個人的にはARに触れ始めた初期から、光学シースルーのデバイスに触れていた、かつ軽量で扱いやすいということから、シースルーパススルーのタイプに魅力を感じていましたが、最近はビデオパススルーについても魅力があると感じています。

視野角

上記のパススルーでビデオパススルーに関して魅力を感じた大きな要因のひとつとして、視野角の影響が大きいと感じています。ひとまず水平側をメインで比較していきます。

Apple Vision Proの視野角は約90度あり、人間の視野角までとは言えないですが、自然な視界が確保できてスムーズに使用できると実感しています。

XREAL Air 2 UltraはLightから変わらず52度となっています。輝度が上がったりしていることから綺麗で見やすくなったりはしているのですが、視野角としてはもう少し欲しいなと感じます。特に視界を大きく覆ったりするものや、コンテンツ数を多く出現させるものだと、XREALシリーズでは視野角の切れ目や、見え方などを考慮・工夫する必要があります。過去のプロジェクトでの制作等からも、これらは実感しています。

Meta Quest 3は110度と広めですし、体験するアプリとしてもゲームがメインだったり、プロジェクトで使用する時の用途としても完全バーチャル世界を構築することがメインのため、そこまで視野角に不便を感じた記憶がないです。

Magic Leap 2は44.6度となって他に比べて狭いですが、垂直が特徴的で53.6度となっており、縦に少し広いです。これは最初に体験した時には、思ったより良くて衝撃でした。また、Dimmer機能と呼ばれる3Dオブジェクトの後ろに黒を敷いて、オブジェクトをはっきりと見えるようにする機能があって、これと相まって、より見やすい印象でした。また、人間は横に首を振ることは慣れていて、縦に首を振ることにそこまで慣れていないからなのか、縦に見やすくなっていることが、快適な印象もありました。

それぞれ、視野角の違いがありますが、こうやって比較したり振り返ってみると、これはパススルーのタイプと相まって威力が発揮されるものかなとも思いました。シースルーパススルーの場合は、そもそも視野角を広げて作ること自体ハードウェアとして大変かもしれないと思いました。 

装着感

装着感に関しては、最初に個人的な好みから述べておくと、まずメガネタイプの方が装着が楽ですしスマートで好みです。HMDのように頭の上から被るような形のものは、日常的に装着して使用することを目指すのであれば、全てメガネタイプを目指して欲しいと思うぐらいです。直近のプロジェクトでの展示でも、HMDの類を装着してもらうのは髪が乱れたり、手間や煩わしさが多少なりあり、負荷になると実感しています。
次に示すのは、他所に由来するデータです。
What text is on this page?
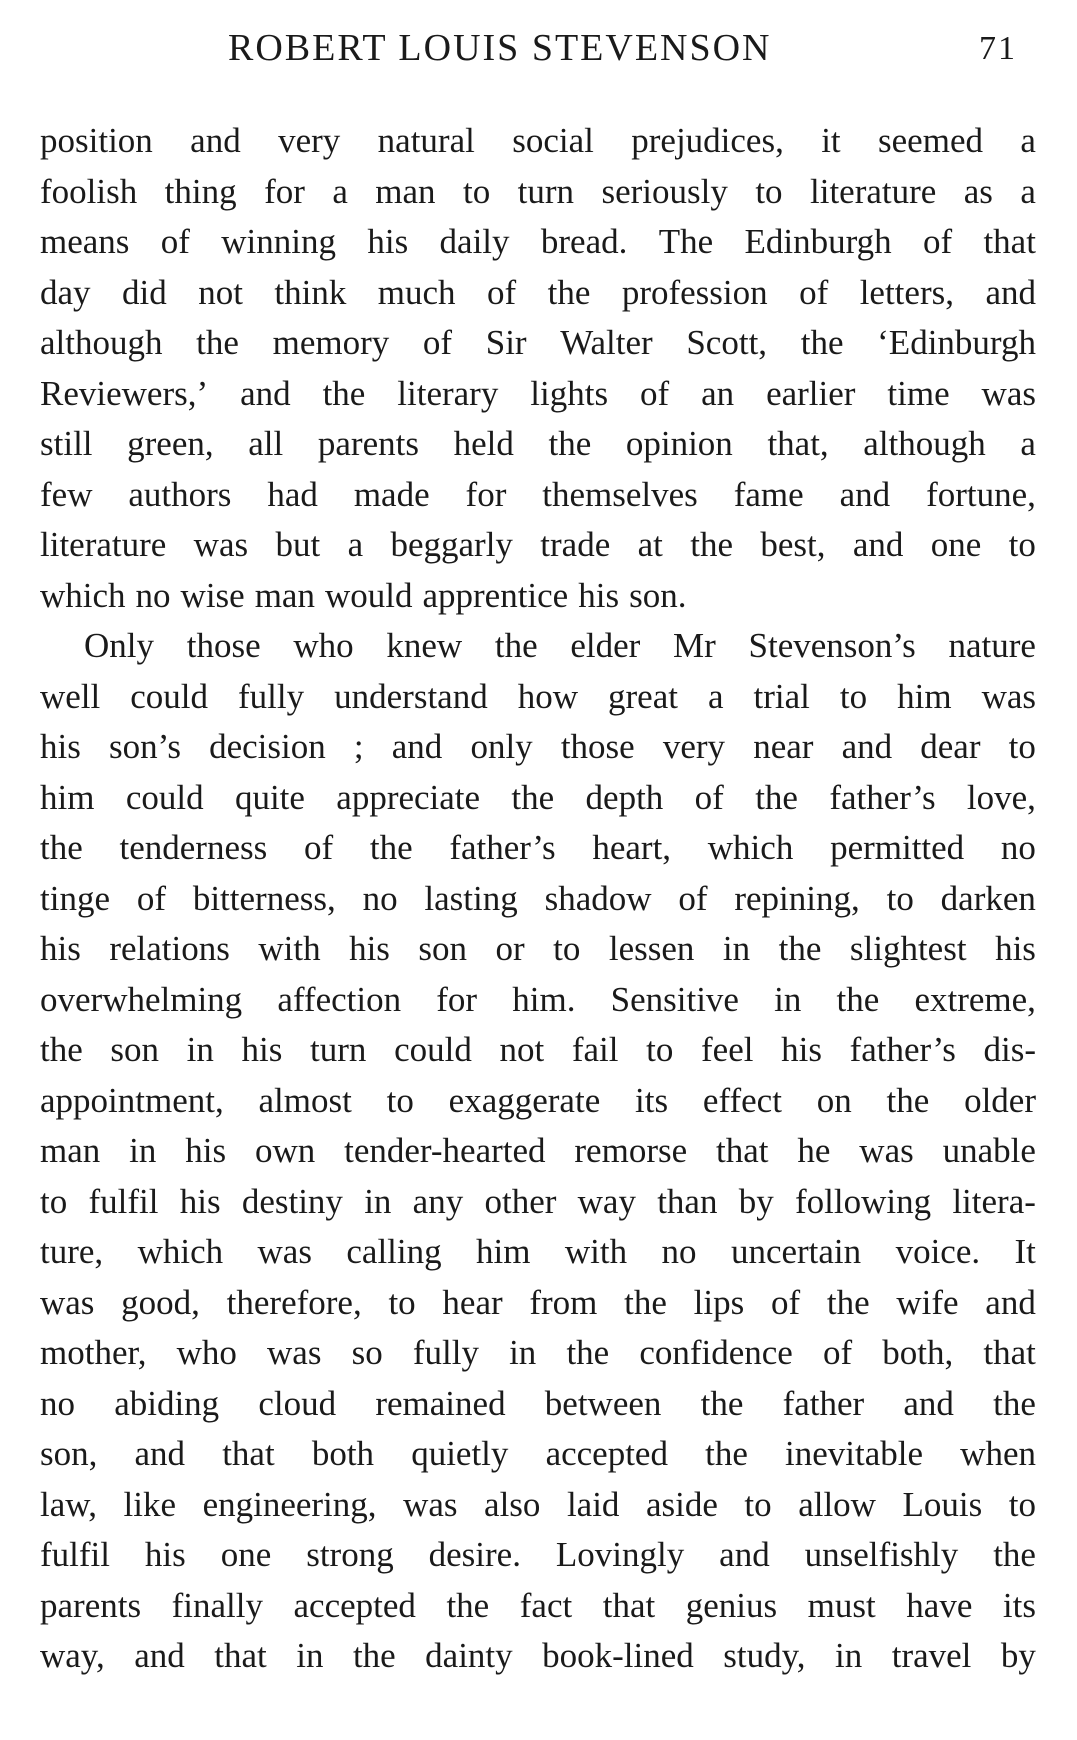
ROBERT LOUIS STEVENSON	71
position and very natural social prejudices, it seemed a
foolish thing for a man to turn seriously to literature as a
means of winning his daily bread. The Edinburgh of that
day did not think much of the profession of letters, and
although the memory of Sir Walter Scott, the ‘Edinburgh
Reviewers,’ and the literary lights of an earlier time was
still green, all parents held the opinion that, although a
few authors had made for themselves fame and fortune,
literature was but a beggarly trade at the best, and one to
which no wise man would apprentice his son.
Only those who knew the elder Mr Stevenson’s nature
well could fully understand how great a trial to him was
his son’s decision ; and only those very near and dear to
him could quite appreciate the depth of the father’s love,
the tenderness of the father’s heart, which permitted no
tinge of bitterness, no lasting shadow of repining, to darken
his relations with his son or to lessen in the slightest his
overwhelming affection for him. Sensitive in the extreme,
the son in his turn could not fail to feel his father’s dis-
appointment, almost to exaggerate its effect on the older
man in his own tender-hearted remorse that he was unable
to fulfil his destiny in any other way than by following litera-
ture, which was calling him with no uncertain voice. It
was good, therefore, to hear from the lips of the wife and
mother, who was so fully in the confidence of both, that
no abiding cloud remained between the father and the
son, and that both quietly accepted the inevitable when
law, like engineering, was also laid aside to allow Louis to
fulfil his one strong desire. Lovingly and unselfishly the
parents finally accepted the fact that genius must have its
way, and that in the dainty book-lined study, in travel by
Apple Vision ProはHMDの類で、頭上からバンドを調節しながら装着します。バランスとしては前方のグラス部分にCUなどが集まっているため、どうしても顔面の方に重さを感じる印象があります。個人的には、Meta Quest Proみたいに額でも支えるようにしつつ、後ろにバッテリーを乗せるなどして、重さのバランスを分散すると装着の負荷として良いのではと考えたりします。トータルの重さの懸念もありますが、重さの分散具合と顔へのフィット感で良い装着感が担保できないかなと思ったりします。
デバイスを全て身につけるという意味での装着としては、バッテリーもコード付きの携帯ではない方法になると嬉しいですね。
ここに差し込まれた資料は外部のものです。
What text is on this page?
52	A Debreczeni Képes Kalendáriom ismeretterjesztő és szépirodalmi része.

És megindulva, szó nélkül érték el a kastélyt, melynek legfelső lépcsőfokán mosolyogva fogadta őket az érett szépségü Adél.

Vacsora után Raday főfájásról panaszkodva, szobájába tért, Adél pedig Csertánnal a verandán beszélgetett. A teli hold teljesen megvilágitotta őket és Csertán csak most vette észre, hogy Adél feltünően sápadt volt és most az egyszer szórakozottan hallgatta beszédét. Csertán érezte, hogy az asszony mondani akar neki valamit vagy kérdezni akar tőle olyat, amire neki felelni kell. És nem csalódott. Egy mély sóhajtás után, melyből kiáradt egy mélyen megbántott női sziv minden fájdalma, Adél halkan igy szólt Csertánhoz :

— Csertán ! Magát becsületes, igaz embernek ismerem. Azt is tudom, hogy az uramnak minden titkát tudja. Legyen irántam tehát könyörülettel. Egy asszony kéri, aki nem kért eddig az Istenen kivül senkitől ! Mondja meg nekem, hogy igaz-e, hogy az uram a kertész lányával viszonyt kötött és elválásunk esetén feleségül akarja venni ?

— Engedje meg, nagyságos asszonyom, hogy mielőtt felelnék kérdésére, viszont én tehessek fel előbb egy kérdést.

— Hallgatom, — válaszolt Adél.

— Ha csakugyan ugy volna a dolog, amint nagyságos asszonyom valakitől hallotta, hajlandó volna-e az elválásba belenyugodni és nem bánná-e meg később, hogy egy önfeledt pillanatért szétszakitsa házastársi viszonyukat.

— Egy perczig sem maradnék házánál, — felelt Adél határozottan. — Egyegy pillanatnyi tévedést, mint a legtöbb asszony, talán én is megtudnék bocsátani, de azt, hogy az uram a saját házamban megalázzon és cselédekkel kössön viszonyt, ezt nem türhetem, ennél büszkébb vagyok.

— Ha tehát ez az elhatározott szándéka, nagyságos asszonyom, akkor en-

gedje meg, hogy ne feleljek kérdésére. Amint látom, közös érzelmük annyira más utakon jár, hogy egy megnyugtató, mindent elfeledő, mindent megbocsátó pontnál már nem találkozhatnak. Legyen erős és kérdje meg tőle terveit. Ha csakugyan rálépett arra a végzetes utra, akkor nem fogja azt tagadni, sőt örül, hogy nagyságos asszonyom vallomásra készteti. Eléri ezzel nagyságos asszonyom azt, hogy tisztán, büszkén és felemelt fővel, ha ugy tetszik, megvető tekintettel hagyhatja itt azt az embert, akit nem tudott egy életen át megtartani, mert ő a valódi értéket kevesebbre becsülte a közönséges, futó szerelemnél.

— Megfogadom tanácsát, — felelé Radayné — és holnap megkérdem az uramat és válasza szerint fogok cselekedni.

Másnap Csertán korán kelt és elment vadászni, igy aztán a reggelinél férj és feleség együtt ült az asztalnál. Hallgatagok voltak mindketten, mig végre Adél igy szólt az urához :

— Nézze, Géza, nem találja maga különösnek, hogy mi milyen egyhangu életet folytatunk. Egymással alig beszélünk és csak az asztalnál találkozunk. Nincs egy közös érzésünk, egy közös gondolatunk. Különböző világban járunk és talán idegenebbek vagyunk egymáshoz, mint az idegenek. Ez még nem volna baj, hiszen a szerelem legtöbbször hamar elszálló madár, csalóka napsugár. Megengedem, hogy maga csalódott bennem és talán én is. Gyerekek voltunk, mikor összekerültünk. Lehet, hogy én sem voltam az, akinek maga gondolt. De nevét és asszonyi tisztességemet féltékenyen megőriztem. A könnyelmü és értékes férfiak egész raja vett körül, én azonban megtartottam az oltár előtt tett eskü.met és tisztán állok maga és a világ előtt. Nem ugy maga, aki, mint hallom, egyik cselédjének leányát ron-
余談ですが、直近のプロジェクトでもApple Vision Proの開発をしていた時は、この装着感や負荷が気になったので、後ろのバンドを外して手持ちで覗き込むようにして、デバッグしていました。

XREAL Air 2 Ultraはメガネタイプなので、メガネのようにかけるだけで済みます。いいですね。ただ、スマホ等を別途保持して接続する必要があります。ただ、スマホは生活の必需品になっているので、保持していること自体は大丈夫かもしれませんが、ケーブルで接続しないといけないという点は手間になるので、無線になると嬉しいですね。
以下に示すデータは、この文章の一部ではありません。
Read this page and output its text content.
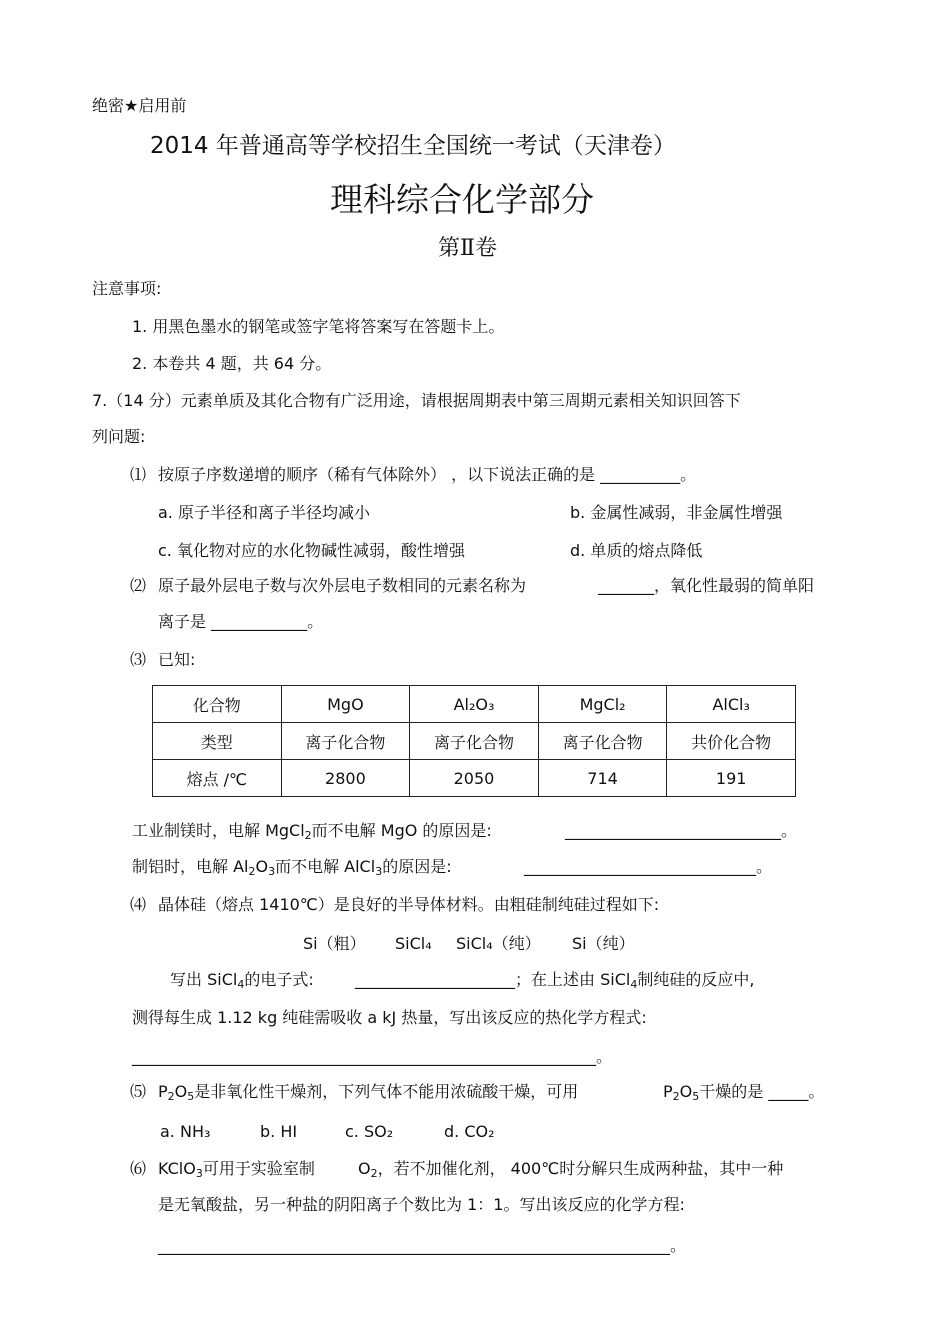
绝密★启用前
2014 年普通高等学校招生全国统一考试（天津卷）
理科综合化学部分
第Ⅱ卷
注意事项:
1. 用黑色墨水的钢笔或签字笔将答案写在答题卡上。
2. 本卷共 4 题，共 64 分。
7.（14 分）元素单质及其化合物有广泛用途，请根据周期表中第三周期元素相关知识回答下
列问题:
⑴ 按原子序数递增的顺序（稀有气体除外） ，以下说法正确的是 __________。
a. 原子半径和离子半径均减小	b. 金属性减弱，非金属性增强
c. 氧化物对应的水化物碱性减弱，酸性增强	d. 单质的熔点降低
⑵ 原子最外层电子数与次外层电子数相同的元素名称为	_______，氧化性最弱的简单阳
离子是 ____________。
⑶ 已知:
化合物	MgO	Al₂O₃	MgCl₂	AlCl₃
类型	离子化合物	离子化合物	离子化合物	共价化合物
熔点 /℃	2800	2050	714	191
工业制镁时，电解 MgCl$_2$而不电解 MgO 的原因是:	___________________________。
制铝时，电解 $Al_2O_3$而不电解 AlCl$_3$的原因是:	_____________________________。
⑷ 晶体硅（熔点 1410℃）是良好的半导体材料。由粗硅制纯硅过程如下:
Si（粗） SiCl₄ SiCl₄（纯） Si（纯）
写出 SiCl$_4$的电子式:	____________________；在上述由 SiCl$_4$制纯硅的反应中,
测得每生成 1.12 kg 纯硅需吸收 a kJ 热量，写出该反应的热化学方程式:
__________________________________________________________。
⑸ $P_2O_5$是非氧化性干燥剂，下列气体不能用浓硫酸干燥，可用	$P_2O_5$干燥的是 _____。
a. NH₃	b. HI	c. SO₂	d. CO₂
⑹ KClO$_3$可用于实验室制	$O_2$，若不加催化剂， 400℃时分解只生成两种盐，其中一种
是无氧酸盐，另一种盐的阴阳离子个数比为 1：1。写出该反应的化学方程:
________________________________________________________________。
Meta Quest 3もHMDの類なので、頭上から被るように装着する必要があります。先述しましたが、Meta Quest Proのようになると装着感も快適になる印象です。ただ、アクセサリー類も多くて自分なりに利便性を図るようなことはできると思います。個人的にもQuest3を自分なりに快適にできないかと、BOBOVRのアクセサリーを付けてみたりしています。
ただ、個人的な好みはメガネタイプなので、VRデバイスでいうと、完全なメガネタイプのような簡易な装着とはならないですが、VIVE XR EliteやBigscreen Beyondのような軽量も目指してみてくれないかなと気になっています。(Bigscreen BeyondとかVisorとかも触れてみたい)

Magic Leap 2はグラス周りはけっこう軽くて、装着の負荷がそこまで大きくはない印象ではあります。ただ、HMDの類ではあるので、メガネタイプのような装着とはならないです。また、先述もしましたが、CUが別途付属しているタイプなので、全体の装着としても少し負荷があるという印象です。

それぞれで、こうしたらもっとよくなるかなという観点でも触れてみましたが、人間工学的にだったりと、どのようなものが良いとなるか、今後の進化が楽しみです。非常に遠い未来として最終的にホログラムのような技術も合わさってインタラクションなり出来るようになったら、そもそもこういった装着云々の話も関係なくなるのかなと妄想したりもしています。

終わりに

エンジニアとしては、開発環境やSDK、カメラアクセス等、使用できる機能についても触れようかと思いましたが今回はひとまずオタクとして使い勝手などの部分についていろいろと綴らせてもらいました。

今回は比較するにあたって、それぞれのデバイスが謳っている想定ユースケースについてはあまり触れなかったですが、屋内外での使用するユースケースを文脈に加えると、今回比較したものたちの位置付けとして、もう少しはっきりとする部分もあるかと思います。

一応、それぞれ想定ユースケースの領域は異なるようですが、元々の文脈だけでなく、以下のようにお互いの領域に踏み込んでいる印象もあります。

Questは元々ゲーム文脈で普及していますが、Metaが日常生活に関連するアクセラレータープログラムを開始しています。また、Apple Vision Proもプロモーションでは、自宅で使用するようなイメージでしたが、ゲームプラットフォームのApple Arcadeに登録するといったページがあったりします(これはまだ社内アセットをしっかり絡めるという文脈が強いだけかもしれませんが)。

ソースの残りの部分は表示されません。